De acordo com o Instituto Nacional de Meteorologia (Inmet), os primeiros dias da nova estação ainda devem ser marcados por variações térmicas. Até o fim de março, a tendência é de temperaturas próximas ou ligeiramente abaixo da média em partes do Nordeste. Na Bahia, os termômetros podem registrar até 1°C abaixo da média, principalmente no centro-sul do estado, enquanto o centro-norte deve manter padrões próximos da normalidade.
Apesar desse início mais ameno em algumas áreas, a previsão para o trimestre entre abril e junho indica uma mudança. Segundo o Inmet, há pelo menos 50% de probabilidade de as temperaturas ficarem até 0,5°C acima da média climatológica no estado. Esse cenário reforça a expectativa de um outono mais quente que o habitual.
A sensação de calor e abafamento, comum no verão, ainda pode persistir em diversos momentos da estação. Isso ocorre devido à combinação entre períodos de menor cobertura de nuvens e redução gradual das chuvas em algumas regiões, o que favorece maior aquecimento ao longo do dia.
Em relação às precipitações, o comportamento será irregular no território baiano. Dados do Inmet apontam que, nos próximos dias, o centro-sul do estado pode registrar acumulados de até 50 mm de chuva, enquanto o centro-norte deve ter volumes mais baixos, abaixo de 20 mm. Já o extremo sul pode concentrar os maiores acumulados, chegando a cerca de 100 mm.
Essa distribuição desigual das chuvas também é destacada pelo Instituto do Meio Ambiente e Recursos Hídricos (Inema). Segundo o órgão, o outono promove uma inversão no padrão climático da Bahia: enquanto o interior começa a entrar em um período mais seco, o litoral — incluindo Salvador e a Região Metropolitana — passa a concentrar os maiores volumes de chuva do ano.
Além disso, há uma maior regularidade das precipitações nas áreas litorâneas, com aumento no número de dias chuvosos. Esse comportamento influencia diretamente a recarga de mananciais e o planejamento da gestão hídrica no estado.
As mudanças não se limitam ao clima. O outono também impacta diretamente os ecossistemas. Com dias mais curtos e noites mais longas, plantas e animais passam por adaptações naturais. Em algumas regiões, há perda parcial de folhas, enquanto espécies como orquídeas e bromélias entram em período de floração.
Na fauna, o período é de intensificação na busca por alimento e, em alguns casos, início de ciclos reprodutivos. Animais podem se deslocar mais, aumentando inclusive a presença em áreas urbanas.

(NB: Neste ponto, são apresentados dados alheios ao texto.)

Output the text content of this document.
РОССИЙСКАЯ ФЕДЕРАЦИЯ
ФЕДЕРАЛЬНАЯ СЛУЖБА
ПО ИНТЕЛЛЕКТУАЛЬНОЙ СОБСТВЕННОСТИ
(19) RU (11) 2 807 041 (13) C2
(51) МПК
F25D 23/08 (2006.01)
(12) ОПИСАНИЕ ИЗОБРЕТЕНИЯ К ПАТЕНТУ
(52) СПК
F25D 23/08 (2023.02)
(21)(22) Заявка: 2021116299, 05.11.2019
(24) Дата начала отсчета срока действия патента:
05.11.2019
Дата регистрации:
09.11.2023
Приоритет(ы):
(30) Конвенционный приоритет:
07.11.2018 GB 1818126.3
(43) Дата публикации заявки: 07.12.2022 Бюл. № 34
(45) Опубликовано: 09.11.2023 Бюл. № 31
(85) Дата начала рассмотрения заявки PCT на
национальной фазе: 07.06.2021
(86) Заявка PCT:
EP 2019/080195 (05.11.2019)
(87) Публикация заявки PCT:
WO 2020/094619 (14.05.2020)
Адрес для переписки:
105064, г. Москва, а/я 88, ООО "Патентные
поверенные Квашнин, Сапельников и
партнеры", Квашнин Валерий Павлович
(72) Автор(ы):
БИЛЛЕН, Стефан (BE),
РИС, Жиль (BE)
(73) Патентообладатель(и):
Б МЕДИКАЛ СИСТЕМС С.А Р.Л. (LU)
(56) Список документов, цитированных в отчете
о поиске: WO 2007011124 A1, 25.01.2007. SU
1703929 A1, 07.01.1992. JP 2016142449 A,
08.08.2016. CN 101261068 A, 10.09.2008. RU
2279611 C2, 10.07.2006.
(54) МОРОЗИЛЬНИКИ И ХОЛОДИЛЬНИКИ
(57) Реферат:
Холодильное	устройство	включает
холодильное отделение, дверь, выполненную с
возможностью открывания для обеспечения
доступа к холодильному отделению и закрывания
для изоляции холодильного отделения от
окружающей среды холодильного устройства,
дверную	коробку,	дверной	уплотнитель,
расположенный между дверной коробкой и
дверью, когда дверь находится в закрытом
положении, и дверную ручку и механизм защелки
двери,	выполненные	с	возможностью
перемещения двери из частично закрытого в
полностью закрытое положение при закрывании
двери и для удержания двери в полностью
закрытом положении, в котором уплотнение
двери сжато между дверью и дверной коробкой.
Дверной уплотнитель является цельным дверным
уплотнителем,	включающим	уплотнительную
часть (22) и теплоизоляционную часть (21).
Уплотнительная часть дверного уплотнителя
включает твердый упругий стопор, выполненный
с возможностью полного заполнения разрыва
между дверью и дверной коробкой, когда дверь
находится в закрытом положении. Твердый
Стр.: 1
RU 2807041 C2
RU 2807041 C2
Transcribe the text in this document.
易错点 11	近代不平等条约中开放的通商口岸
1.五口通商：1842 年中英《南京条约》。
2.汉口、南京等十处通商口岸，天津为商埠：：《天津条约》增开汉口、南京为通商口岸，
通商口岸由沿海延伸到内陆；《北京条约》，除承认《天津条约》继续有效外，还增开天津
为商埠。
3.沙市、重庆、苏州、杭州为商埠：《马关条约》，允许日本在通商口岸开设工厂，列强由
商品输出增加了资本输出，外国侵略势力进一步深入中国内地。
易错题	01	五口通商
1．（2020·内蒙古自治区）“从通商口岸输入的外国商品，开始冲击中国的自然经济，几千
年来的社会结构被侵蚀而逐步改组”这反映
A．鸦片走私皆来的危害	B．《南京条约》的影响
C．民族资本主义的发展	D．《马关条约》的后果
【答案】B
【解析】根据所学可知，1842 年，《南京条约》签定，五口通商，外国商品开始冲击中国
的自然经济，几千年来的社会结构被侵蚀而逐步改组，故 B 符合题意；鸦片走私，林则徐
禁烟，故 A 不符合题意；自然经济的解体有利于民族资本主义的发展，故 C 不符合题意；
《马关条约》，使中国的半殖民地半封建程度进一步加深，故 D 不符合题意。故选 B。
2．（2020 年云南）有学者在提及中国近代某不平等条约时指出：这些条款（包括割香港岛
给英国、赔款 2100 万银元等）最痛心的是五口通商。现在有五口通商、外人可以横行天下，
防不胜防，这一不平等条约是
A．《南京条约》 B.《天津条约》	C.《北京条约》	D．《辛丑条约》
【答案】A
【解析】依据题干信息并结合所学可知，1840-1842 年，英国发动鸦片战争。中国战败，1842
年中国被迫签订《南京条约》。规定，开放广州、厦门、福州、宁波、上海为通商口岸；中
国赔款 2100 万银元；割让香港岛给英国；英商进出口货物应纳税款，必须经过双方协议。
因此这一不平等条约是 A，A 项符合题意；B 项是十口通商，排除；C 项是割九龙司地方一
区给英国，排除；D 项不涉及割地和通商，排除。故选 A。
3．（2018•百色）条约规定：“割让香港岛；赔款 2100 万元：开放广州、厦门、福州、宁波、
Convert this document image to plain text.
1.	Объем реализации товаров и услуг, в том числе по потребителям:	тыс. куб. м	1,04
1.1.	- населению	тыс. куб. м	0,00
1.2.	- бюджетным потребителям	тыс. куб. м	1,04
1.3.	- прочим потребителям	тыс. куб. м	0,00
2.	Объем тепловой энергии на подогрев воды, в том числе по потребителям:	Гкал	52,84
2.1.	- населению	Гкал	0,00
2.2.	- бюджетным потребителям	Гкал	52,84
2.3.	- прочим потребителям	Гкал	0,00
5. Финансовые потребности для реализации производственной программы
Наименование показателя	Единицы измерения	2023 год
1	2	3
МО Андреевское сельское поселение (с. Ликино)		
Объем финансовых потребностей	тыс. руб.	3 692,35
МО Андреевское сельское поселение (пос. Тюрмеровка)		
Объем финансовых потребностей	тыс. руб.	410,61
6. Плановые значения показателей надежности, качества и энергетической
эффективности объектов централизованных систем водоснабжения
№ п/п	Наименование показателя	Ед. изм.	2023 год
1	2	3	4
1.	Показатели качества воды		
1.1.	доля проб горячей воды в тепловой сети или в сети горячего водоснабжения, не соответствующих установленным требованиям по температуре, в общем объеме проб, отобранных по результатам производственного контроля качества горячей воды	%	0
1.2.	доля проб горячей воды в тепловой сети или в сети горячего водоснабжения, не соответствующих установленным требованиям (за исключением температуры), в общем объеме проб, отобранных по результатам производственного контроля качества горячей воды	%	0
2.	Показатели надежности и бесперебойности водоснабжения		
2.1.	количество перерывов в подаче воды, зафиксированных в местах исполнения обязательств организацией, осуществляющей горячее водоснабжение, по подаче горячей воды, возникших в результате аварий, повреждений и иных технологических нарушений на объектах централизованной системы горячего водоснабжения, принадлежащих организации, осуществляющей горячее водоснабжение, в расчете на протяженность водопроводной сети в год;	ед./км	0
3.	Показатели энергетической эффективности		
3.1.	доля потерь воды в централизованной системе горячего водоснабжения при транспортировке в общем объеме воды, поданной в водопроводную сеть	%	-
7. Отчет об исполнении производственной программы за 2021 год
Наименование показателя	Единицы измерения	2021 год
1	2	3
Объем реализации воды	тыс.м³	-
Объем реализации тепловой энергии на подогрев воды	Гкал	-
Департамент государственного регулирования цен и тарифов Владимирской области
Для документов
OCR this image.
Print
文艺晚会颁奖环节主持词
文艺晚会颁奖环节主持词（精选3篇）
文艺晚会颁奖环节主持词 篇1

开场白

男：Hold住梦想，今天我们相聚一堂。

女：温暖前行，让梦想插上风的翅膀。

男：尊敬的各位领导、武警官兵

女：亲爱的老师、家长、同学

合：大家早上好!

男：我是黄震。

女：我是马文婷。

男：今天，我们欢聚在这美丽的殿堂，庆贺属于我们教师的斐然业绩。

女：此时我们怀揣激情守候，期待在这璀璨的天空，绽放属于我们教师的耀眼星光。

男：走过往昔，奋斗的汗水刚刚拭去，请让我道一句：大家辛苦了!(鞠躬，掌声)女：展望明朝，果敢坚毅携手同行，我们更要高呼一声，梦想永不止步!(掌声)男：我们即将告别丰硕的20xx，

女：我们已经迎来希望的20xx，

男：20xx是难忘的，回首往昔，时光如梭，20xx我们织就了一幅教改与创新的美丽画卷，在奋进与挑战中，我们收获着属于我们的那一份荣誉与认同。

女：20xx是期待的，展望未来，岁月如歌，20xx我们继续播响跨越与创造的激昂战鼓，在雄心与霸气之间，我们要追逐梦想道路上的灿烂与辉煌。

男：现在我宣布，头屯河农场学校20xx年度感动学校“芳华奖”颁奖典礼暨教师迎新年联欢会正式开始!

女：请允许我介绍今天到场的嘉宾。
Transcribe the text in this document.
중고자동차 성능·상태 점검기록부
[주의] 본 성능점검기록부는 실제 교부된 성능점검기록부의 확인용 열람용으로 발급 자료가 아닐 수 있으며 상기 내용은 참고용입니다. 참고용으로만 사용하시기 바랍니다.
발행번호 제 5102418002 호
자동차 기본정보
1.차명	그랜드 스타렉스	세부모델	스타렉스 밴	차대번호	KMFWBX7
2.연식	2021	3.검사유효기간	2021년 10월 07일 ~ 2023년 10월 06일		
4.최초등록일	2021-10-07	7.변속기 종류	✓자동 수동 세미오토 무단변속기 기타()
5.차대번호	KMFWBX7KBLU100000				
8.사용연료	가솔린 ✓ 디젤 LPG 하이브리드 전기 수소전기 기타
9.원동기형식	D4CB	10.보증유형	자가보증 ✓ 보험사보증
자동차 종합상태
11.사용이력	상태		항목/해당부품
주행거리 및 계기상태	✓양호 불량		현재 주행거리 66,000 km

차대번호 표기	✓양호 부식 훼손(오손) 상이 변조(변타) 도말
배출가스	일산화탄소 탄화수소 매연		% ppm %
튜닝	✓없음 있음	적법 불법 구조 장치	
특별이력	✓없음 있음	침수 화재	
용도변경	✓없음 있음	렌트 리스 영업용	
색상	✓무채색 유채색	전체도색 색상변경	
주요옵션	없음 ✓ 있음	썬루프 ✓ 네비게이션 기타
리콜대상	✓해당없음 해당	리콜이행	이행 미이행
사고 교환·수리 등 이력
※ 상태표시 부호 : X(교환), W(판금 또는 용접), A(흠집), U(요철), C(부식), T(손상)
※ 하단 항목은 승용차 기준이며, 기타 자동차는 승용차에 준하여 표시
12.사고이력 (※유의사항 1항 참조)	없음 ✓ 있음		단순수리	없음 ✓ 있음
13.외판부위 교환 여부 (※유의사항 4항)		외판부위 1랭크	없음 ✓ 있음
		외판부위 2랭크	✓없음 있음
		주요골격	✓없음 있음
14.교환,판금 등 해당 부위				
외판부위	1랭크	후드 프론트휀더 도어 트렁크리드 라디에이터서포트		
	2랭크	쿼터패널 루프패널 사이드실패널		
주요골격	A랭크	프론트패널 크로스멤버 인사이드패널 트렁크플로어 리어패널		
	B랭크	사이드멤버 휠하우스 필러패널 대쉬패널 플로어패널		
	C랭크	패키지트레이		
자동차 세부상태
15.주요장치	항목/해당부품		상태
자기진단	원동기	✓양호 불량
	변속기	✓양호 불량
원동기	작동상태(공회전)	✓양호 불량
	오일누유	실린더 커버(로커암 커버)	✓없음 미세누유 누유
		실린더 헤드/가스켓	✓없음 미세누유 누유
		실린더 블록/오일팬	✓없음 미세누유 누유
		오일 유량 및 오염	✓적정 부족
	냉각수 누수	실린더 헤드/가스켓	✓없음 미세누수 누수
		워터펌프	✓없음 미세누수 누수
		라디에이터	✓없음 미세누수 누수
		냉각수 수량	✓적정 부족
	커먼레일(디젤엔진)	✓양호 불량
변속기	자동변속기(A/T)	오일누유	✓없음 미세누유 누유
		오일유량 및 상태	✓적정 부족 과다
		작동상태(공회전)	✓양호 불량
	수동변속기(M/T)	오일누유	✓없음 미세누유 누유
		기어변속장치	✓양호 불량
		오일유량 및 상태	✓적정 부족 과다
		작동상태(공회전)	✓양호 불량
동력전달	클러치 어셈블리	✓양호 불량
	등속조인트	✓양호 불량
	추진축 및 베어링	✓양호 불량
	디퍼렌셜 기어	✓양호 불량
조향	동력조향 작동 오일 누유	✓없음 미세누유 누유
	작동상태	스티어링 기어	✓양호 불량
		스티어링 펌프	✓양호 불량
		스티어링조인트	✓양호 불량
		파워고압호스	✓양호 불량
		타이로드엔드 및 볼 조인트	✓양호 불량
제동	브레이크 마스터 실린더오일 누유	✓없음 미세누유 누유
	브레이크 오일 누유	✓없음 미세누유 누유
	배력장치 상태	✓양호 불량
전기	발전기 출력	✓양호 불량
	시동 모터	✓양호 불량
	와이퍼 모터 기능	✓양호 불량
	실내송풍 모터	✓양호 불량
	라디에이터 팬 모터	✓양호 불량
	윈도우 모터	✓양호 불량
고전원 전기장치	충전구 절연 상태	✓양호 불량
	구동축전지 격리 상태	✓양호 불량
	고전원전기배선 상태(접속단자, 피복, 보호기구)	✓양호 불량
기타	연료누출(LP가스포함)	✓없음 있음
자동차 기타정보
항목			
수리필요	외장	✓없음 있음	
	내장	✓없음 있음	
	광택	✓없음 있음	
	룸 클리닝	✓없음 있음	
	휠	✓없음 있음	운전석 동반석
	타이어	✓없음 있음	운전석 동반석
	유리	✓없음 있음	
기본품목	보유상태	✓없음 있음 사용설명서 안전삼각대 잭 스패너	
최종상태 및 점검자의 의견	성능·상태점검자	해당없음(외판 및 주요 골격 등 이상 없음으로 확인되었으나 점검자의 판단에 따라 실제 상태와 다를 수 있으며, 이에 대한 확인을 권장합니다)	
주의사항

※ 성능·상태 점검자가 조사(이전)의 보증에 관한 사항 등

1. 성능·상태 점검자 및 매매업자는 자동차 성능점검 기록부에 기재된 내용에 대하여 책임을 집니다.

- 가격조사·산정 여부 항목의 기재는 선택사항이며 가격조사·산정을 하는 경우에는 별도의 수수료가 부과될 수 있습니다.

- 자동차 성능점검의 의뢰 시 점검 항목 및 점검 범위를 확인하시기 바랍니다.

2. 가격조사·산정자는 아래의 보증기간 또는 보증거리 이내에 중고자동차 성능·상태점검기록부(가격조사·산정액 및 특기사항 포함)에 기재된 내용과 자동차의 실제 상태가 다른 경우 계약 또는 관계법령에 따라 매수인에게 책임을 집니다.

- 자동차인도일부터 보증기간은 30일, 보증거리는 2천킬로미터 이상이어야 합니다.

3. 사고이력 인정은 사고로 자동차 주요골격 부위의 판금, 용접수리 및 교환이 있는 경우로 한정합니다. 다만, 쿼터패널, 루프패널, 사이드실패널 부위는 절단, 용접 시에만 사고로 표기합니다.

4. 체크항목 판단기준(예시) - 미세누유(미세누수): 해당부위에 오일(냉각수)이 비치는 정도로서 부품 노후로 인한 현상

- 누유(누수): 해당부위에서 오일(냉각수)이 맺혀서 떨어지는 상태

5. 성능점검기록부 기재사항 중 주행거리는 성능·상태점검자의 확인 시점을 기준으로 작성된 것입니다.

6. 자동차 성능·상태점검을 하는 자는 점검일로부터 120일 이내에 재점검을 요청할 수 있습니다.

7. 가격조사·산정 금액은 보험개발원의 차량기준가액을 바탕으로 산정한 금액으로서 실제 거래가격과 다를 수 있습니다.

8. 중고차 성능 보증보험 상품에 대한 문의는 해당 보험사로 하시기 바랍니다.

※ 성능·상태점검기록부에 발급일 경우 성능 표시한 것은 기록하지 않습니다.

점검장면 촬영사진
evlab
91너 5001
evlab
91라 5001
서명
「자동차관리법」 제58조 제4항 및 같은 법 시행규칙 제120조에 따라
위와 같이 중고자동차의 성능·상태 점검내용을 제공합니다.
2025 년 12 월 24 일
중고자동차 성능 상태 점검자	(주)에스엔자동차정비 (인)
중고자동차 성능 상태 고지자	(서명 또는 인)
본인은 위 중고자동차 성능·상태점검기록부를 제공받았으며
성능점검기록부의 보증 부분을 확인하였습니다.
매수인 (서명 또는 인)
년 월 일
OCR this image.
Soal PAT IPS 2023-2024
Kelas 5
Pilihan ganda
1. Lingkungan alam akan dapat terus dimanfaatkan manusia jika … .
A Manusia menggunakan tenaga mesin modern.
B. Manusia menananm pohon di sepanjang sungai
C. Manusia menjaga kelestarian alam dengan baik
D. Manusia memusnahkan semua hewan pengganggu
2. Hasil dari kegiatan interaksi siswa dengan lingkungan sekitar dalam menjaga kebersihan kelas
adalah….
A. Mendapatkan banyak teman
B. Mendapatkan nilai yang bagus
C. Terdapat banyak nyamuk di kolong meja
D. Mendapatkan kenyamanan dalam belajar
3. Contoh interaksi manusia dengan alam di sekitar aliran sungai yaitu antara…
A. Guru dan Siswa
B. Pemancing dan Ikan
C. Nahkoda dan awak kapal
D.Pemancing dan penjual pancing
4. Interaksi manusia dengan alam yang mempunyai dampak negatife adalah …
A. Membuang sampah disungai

Mesmo com características típicas de transição, o outono de 2026 deve manter o padrão de temperaturas elevadas em boa parte do país. Outro fator que pode influenciar esse cenário é a possibilidade de formação do fenômeno El Niño no segundo semestre, o que tende a intensificar o aquecimento médio.
Diante desse contexto, especialistas reforçam a importância do monitoramento constante das condições climáticas. As variações entre regiões e os efeitos sobre os recursos naturais tornam o período estratégico tanto para a gestão ambiental quanto para o planejamento das atividades econômicas e do cotidiano da população baiana.